あいつら、幸せにするとか無責任な事をほざいておいて、逆に不幸をもたらしてんじゃねぇのか。しかも故意にだ。
 俺が目覚めたのは、予定よりも一時間を越えていた。万が一の時の為に早めにアラームをかけておいたが、作動したそれを、五月蝿いと言って勝手に止めやがった奴が居るらしい。そんなら俺を起こしてくれても良いだろうに、鳴り響く音の煩わしさから逃れる事の出来たそいつらは、一様に安心しきって眠りこけていた。
 幸か不幸か、あの四人は一夜限りの幻想的な存在などではなかったのだ。

 ようやく店の裏側の従業員出入口に辿り着けば、扉の前であたふたと動き回る女と目が合った。

「神さんっ! うわあぁ、神さん神さん!」

 一体何だっつぅんだ。その声量じゃ一回で充分聞き取れるってのに、そいつは体を震わせながら俺の名を連呼し、近付いてくる。

「今日はもう、来て頂けないのかと思いましたよぉ!」

 良く見れば、そいつの目の周りは紅く涙で膨れ上がっている。おいおい、仮にも勤務中に、なんつぅ顔に成ってやがんだ。
 その慌ただしさに気付いた副店長の女性が、中から扉を開けて様子を見ていた。

「白鳥(しらとり)さん。声のボリュームを抑えるように!」

 彼女から注意を受けて、白鳥と呼ばれたその女は慌てて口元を両手で隠した。

 副店長は、俺がアルバイト入社した時から居る女性だ。序でに言えば、当時の面接官だった。
 俺の姿を見るなり、いつもの笑顔だ。わざとらしく眼鏡を上げて、食い入るように凝視する。

「おそよう、だね。翔くんが遅刻って、珍しいわよねえ。しかも二日連続。疲れ溜まってんじゃない?」
「……はい、すみません」
「でもまあ、そういう自己管理も含めて鏡になれるような人間にこそ、他人は付いていくものだからね。この子のサポートは君に任せてるのよ。頼んだわよ、神先生っ」

 肩をぽんぽんと叩かれ、俺は引きつった笑いしか出せなかった。何度止めてくれと言っても、彼女はその呼び方を変えてはくれない。何でこう、女っつぅのは押し付けがましい奴が多いんだ?
 しかし、幸いにも俺の笑顔を肯定的だと受け取ったらしい彼女は、満足そうに口角を上げて、中へと戻った。
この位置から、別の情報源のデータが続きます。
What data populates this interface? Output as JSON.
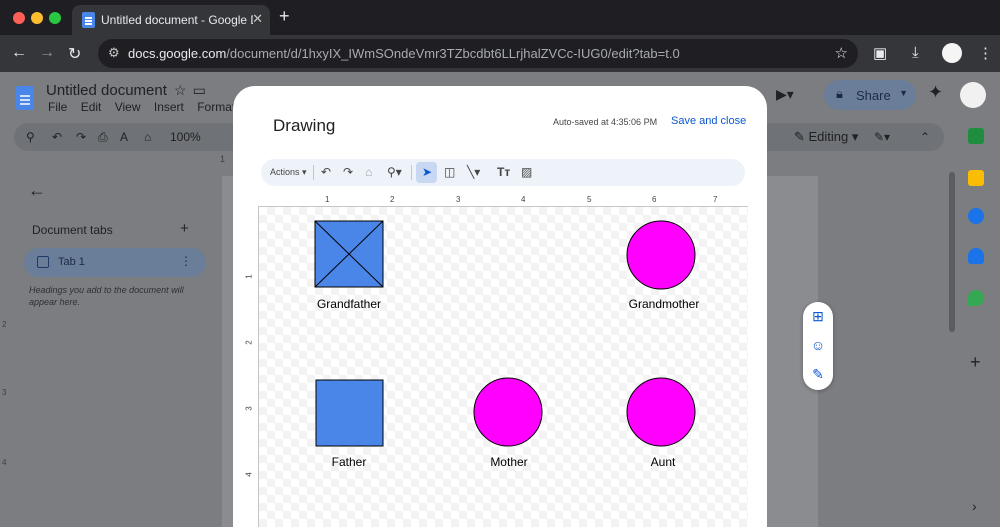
{
  "browser": {
    "tab_title": "Untitled document - Google Docs",
    "tab_close": "✕",
    "new_tab": "+",
    "url_host": "docs.google.com",
    "url_path": "/document/d/1hxyIX_IWmSOndeVmr3TZbcdbt6LLrjhalZVCc-IUG0/edit?tab=t.0",
    "colors": {
      "close": "#ff5f57",
      "minimize": "#febc2e",
      "maximize": "#28c840"
    }
  },
  "docs": {
    "title": "Untitled document",
    "menu": [
      "File",
      "Edit",
      "View",
      "Insert",
      "Format"
    ],
    "zoom": "100%",
    "mode": "Editing",
    "share_label": "Share",
    "sidebar": {
      "heading": "Document tabs",
      "add": "+",
      "tabs": [
        {
          "label": "Tab 1"
        }
      ],
      "hint": "Headings you add to the document will appear here."
    },
    "ruler_top_marks": [
      "1",
      "1",
      "2"
    ],
    "ruler_left_marks": [
      "1",
      "2",
      "3",
      "4"
    ]
  },
  "drawing": {
    "title": "Drawing",
    "autosave": "Auto-saved at 4:35:06 PM",
    "save_close": "Save and close",
    "actions_label": "Actions",
    "hruler_marks": [
      "1",
      "2",
      "3",
      "4",
      "5",
      "6",
      "7"
    ],
    "vruler_marks": [
      "1",
      "2",
      "3",
      "4"
    ],
    "shapes": [
      {
        "label": "Grandfather",
        "shape": "square-crossed",
        "fill": "#4a86e8"
      },
      {
        "label": "Grandmother",
        "shape": "circle",
        "fill": "#ff00ff"
      },
      {
        "label": "Father",
        "shape": "square",
        "fill": "#4a86e8"
      },
      {
        "label": "Mother",
        "shape": "circle",
        "fill": "#ff00ff"
      },
      {
        "label": "Aunt",
        "shape": "circle",
        "fill": "#ff00ff"
      }
    ]
  }
}
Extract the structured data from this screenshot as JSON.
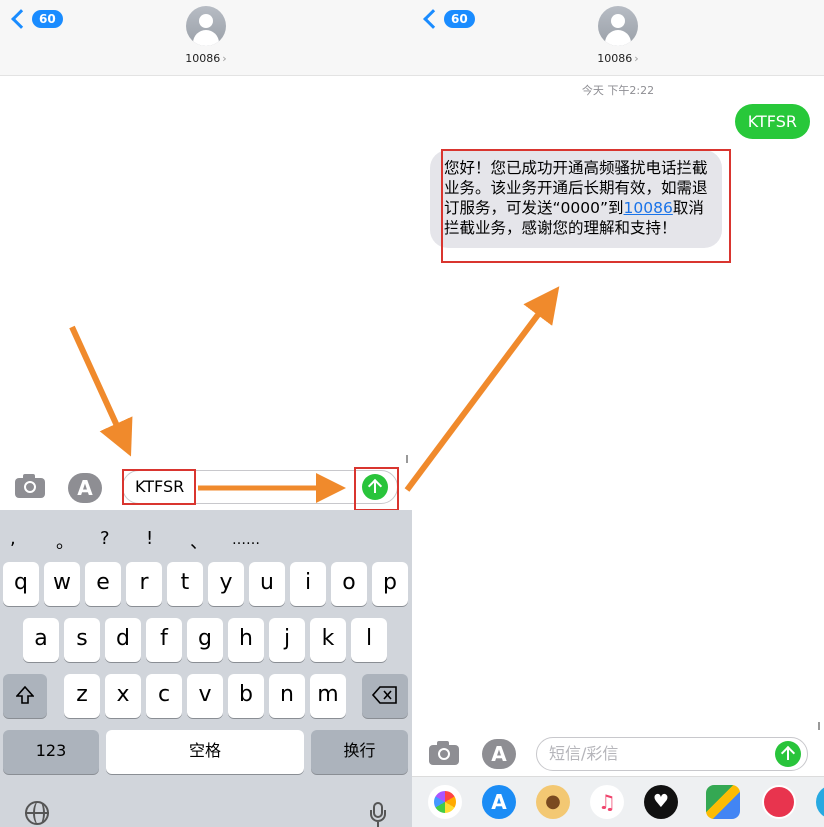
{
  "left": {
    "back_count": "60",
    "contact": "10086",
    "input_value": "KTFSR",
    "punctuation": [
      ",",
      "。",
      "?",
      "!",
      "、",
      "……"
    ],
    "row1": [
      "q",
      "w",
      "e",
      "r",
      "t",
      "y",
      "u",
      "i",
      "o",
      "p"
    ],
    "row2": [
      "a",
      "s",
      "d",
      "f",
      "g",
      "h",
      "j",
      "k",
      "l"
    ],
    "row3": [
      "z",
      "x",
      "c",
      "v",
      "b",
      "n",
      "m"
    ],
    "key_123": "123",
    "key_space": "空格",
    "key_return": "换行"
  },
  "right": {
    "back_count": "60",
    "contact": "10086",
    "timestamp": "今天 下午2:22",
    "sent_message": "KTFSR",
    "received_part1": "您好！您已成功开通高频骚扰电话拦截业务。该业务开通后长期有效，如需退订服务，可发送“0000”到",
    "received_link": "10086",
    "received_part2": "取消拦截业务，感谢您的理解和支持！",
    "input_placeholder": "短信/彩信"
  },
  "colors": {
    "accent_blue": "#1a8cff",
    "send_green": "#29c43b",
    "annotation_red": "#d9352f",
    "annotation_orange": "#f08a2c"
  },
  "icons": [
    "chevron-left-icon",
    "avatar-icon",
    "camera-icon",
    "app-store-icon",
    "send-arrow-icon",
    "shift-icon",
    "delete-icon",
    "globe-icon",
    "microphone-icon"
  ]
}
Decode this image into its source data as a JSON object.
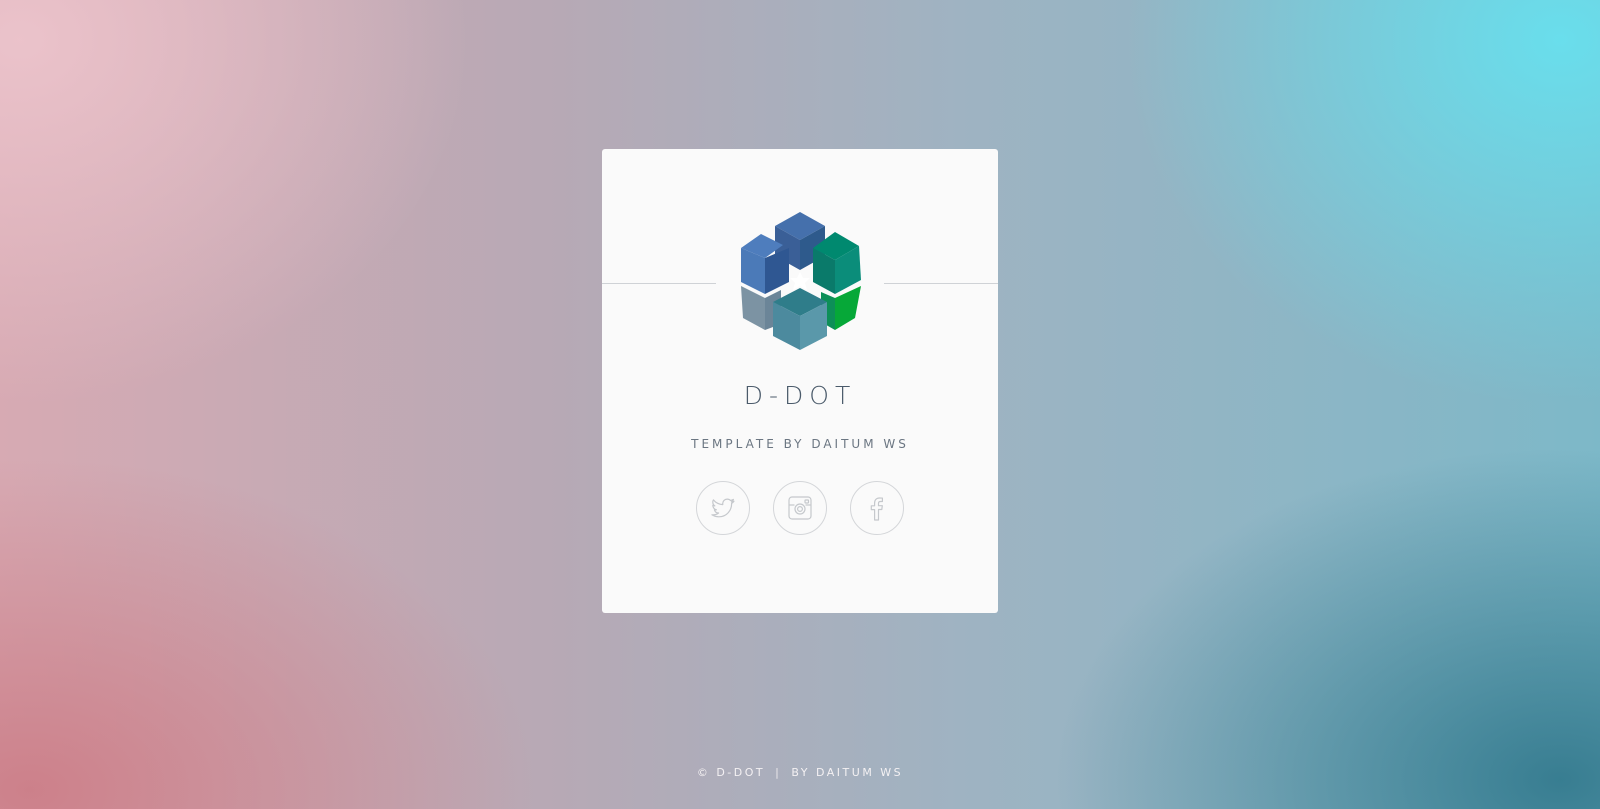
{
  "card": {
    "title": "D-DOT",
    "subtitle": "TEMPLATE BY DAITUM WS"
  },
  "logo": {
    "icon": "cube-cluster-logo",
    "colors": [
      "#3f67a6",
      "#4e7dbd",
      "#00886e",
      "#05a437",
      "#7a8fa0",
      "#4a8b9d"
    ]
  },
  "socials": [
    {
      "icon": "twitter-icon",
      "label": "Twitter"
    },
    {
      "icon": "instagram-icon",
      "label": "Instagram"
    },
    {
      "icon": "facebook-icon",
      "label": "Facebook"
    }
  ],
  "footer": {
    "copyright": "© D-DOT",
    "separator": "|",
    "credit": "BY DAITUM WS"
  },
  "colors": {
    "card_background": "#fafafa",
    "title_text": "#4a5a6a",
    "icon_stroke": "#c9ccd0"
  }
}
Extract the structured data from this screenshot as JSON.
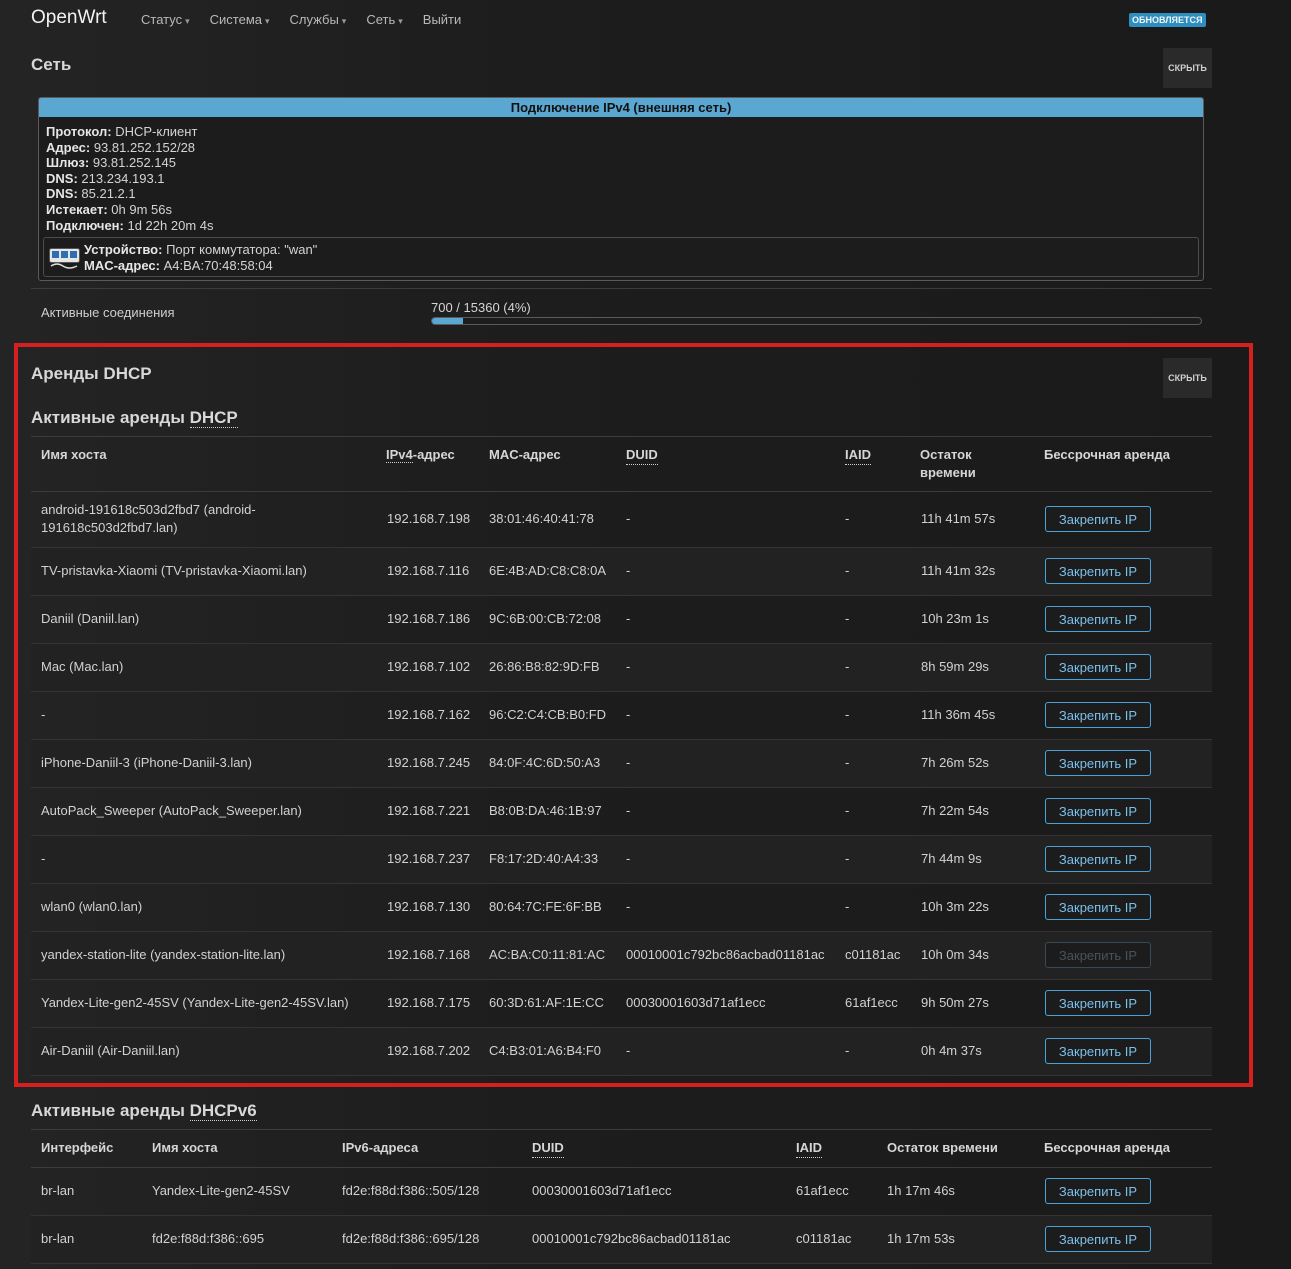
{
  "nav": {
    "brand": "OpenWrt",
    "menu": [
      {
        "label": "Статус",
        "dropdown": true
      },
      {
        "label": "Система",
        "dropdown": true
      },
      {
        "label": "Службы",
        "dropdown": true
      },
      {
        "label": "Сеть",
        "dropdown": true
      },
      {
        "label": "Выйти",
        "dropdown": false
      }
    ],
    "badge": "ОБНОВЛЯЕТСЯ"
  },
  "network": {
    "title": "Сеть",
    "hide_label": "СКРЫТЬ",
    "iface_header": "Подключение IPv4 (внешняя сеть)",
    "fields": [
      {
        "label": "Протокол:",
        "value": "DHCP-клиент"
      },
      {
        "label": "Адрес:",
        "value": "93.81.252.152/28"
      },
      {
        "label": "Шлюз:",
        "value": "93.81.252.145"
      },
      {
        "label": "DNS:",
        "value": "213.234.193.1"
      },
      {
        "label": "DNS:",
        "value": "85.21.2.1"
      },
      {
        "label": "Истекает:",
        "value": "0h 9m 56s"
      },
      {
        "label": "Подключен:",
        "value": "1d 22h 20m 4s"
      }
    ],
    "device": {
      "device_label": "Устройство:",
      "device_value": "Порт коммутатора: \"wan\"",
      "mac_label": "MAC-адрес:",
      "mac_value": "A4:BA:70:48:58:04"
    },
    "connections_label": "Активные соединения",
    "connections_text": "700 / 15360 (4%)",
    "connections_fraction": 0.04
  },
  "dhcp": {
    "title": "Аренды DHCP",
    "hide_label": "СКРЫТЬ",
    "active_prefix": "Активные аренды ",
    "active_abbr": "DHCP",
    "columns": [
      "Имя хоста",
      "IPv4-адрес",
      "MAC-адрес",
      "DUID",
      "IAID",
      "Остаток времени",
      "Бессрочная аренда"
    ],
    "col_ipv4_abbr": "IPv4",
    "col_ipv4_rest": "-адрес",
    "col_remaining_1": "Остаток",
    "col_remaining_2": "времени",
    "rows": [
      {
        "host": "android-191618c503d2fbd7 (android-191618c503d2fbd7.lan)",
        "ip": "192.168.7.198",
        "mac": "38:01:46:40:41:78",
        "duid": "-",
        "iaid": "-",
        "remaining": "11h 41m 57s",
        "button": "Закрепить IP",
        "disabled": false
      },
      {
        "host": "TV-pristavka-Xiaomi (TV-pristavka-Xiaomi.lan)",
        "ip": "192.168.7.116",
        "mac": "6E:4B:AD:C8:C8:0A",
        "duid": "-",
        "iaid": "-",
        "remaining": "11h 41m 32s",
        "button": "Закрепить IP",
        "disabled": false
      },
      {
        "host": "Daniil (Daniil.lan)",
        "ip": "192.168.7.186",
        "mac": "9C:6B:00:CB:72:08",
        "duid": "-",
        "iaid": "-",
        "remaining": "10h 23m 1s",
        "button": "Закрепить IP",
        "disabled": false
      },
      {
        "host": "Mac (Mac.lan)",
        "ip": "192.168.7.102",
        "mac": "26:86:B8:82:9D:FB",
        "duid": "-",
        "iaid": "-",
        "remaining": "8h 59m 29s",
        "button": "Закрепить IP",
        "disabled": false
      },
      {
        "host": "-",
        "ip": "192.168.7.162",
        "mac": "96:C2:C4:CB:B0:FD",
        "duid": "-",
        "iaid": "-",
        "remaining": "11h 36m 45s",
        "button": "Закрепить IP",
        "disabled": false
      },
      {
        "host": "iPhone-Daniil-3 (iPhone-Daniil-3.lan)",
        "ip": "192.168.7.245",
        "mac": "84:0F:4C:6D:50:A3",
        "duid": "-",
        "iaid": "-",
        "remaining": "7h 26m 52s",
        "button": "Закрепить IP",
        "disabled": false
      },
      {
        "host": "AutoPack_Sweeper (AutoPack_Sweeper.lan)",
        "ip": "192.168.7.221",
        "mac": "B8:0B:DA:46:1B:97",
        "duid": "-",
        "iaid": "-",
        "remaining": "7h 22m 54s",
        "button": "Закрепить IP",
        "disabled": false
      },
      {
        "host": "-",
        "ip": "192.168.7.237",
        "mac": "F8:17:2D:40:A4:33",
        "duid": "-",
        "iaid": "-",
        "remaining": "7h 44m 9s",
        "button": "Закрепить IP",
        "disabled": false
      },
      {
        "host": "wlan0 (wlan0.lan)",
        "ip": "192.168.7.130",
        "mac": "80:64:7C:FE:6F:BB",
        "duid": "-",
        "iaid": "-",
        "remaining": "10h 3m 22s",
        "button": "Закрепить IP",
        "disabled": false
      },
      {
        "host": "yandex-station-lite (yandex-station-lite.lan)",
        "ip": "192.168.7.168",
        "mac": "AC:BA:C0:11:81:AC",
        "duid": "00010001c792bc86acbad01181ac",
        "iaid": "c01181ac",
        "remaining": "10h 0m 34s",
        "button": "Закрепить IP",
        "disabled": true
      },
      {
        "host": "Yandex-Lite-gen2-45SV (Yandex-Lite-gen2-45SV.lan)",
        "ip": "192.168.7.175",
        "mac": "60:3D:61:AF:1E:CC",
        "duid": "00030001603d71af1ecc",
        "iaid": "61af1ecc",
        "remaining": "9h 50m 27s",
        "button": "Закрепить IP",
        "disabled": false
      },
      {
        "host": "Air-Daniil (Air-Daniil.lan)",
        "ip": "192.168.7.202",
        "mac": "C4:B3:01:A6:B4:F0",
        "duid": "-",
        "iaid": "-",
        "remaining": "0h 4m 37s",
        "button": "Закрепить IP",
        "disabled": false
      }
    ]
  },
  "dhcpv6": {
    "active_prefix": "Активные аренды ",
    "active_abbr": "DHCPv6",
    "columns": [
      "Интерфейс",
      "Имя хоста",
      "IPv6-адреса",
      "DUID",
      "IAID",
      "Остаток времени",
      "Бессрочная аренда"
    ],
    "rows": [
      {
        "iface": "br-lan",
        "host": "Yandex-Lite-gen2-45SV",
        "ipv6": "fd2e:f88d:f386::505/128",
        "duid": "00030001603d71af1ecc",
        "iaid": "61af1ecc",
        "remaining": "1h 17m 46s",
        "button": "Закрепить IP"
      },
      {
        "iface": "br-lan",
        "host": "fd2e:f88d:f386::695",
        "ipv6": "fd2e:f88d:f386::695/128",
        "duid": "00010001c792bc86acbad01181ac",
        "iaid": "c01181ac",
        "remaining": "1h 17m 53s",
        "button": "Закрепить IP"
      }
    ]
  }
}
 続いて店の中へと向かう俺の背後で、未だ隠れるようにして肩を震わせる慌ただしい女、白鳥。……下の名前は忘れちまった。こいつが、昨日入ってきたばかりの新人バイト。俺が指導する対象。まったく、面倒事を押し付けられた感覚でしかない。

「……はぁ。また怒られちゃいました。ラミアさん急に現れるものだから、吃驚しちゃいますよね」

 当人なりに声量を抑えたであろう小声で、白鳥が言った。
 ラミア……ってのは、従業員数人の間でこっそりと使われる副店長のアダ名だ。何でも、巷で流行のスマホ用アプリゲームだかに登場するキャラクターに、彼女の外見がそっくりだっていう理由かららしい。副店長の下の名前も美亜(みあ)だし、一応それも掛けてるのかもしんねぇ。まぁ、俺はその手のゲームなんか触りもしねぇから、知らねぇけど。

「でも、神さんが来てくれて、ほんっとーに良かったです。私、昨日で呆れられてしまったかと心配で、心配でえぇ……」

 そいつの顔を見れば、また泣き出しそうに成っていやがる。
 ……おいおい。こいつまで五人目の自称神サマだったりなんか、しねぇよな?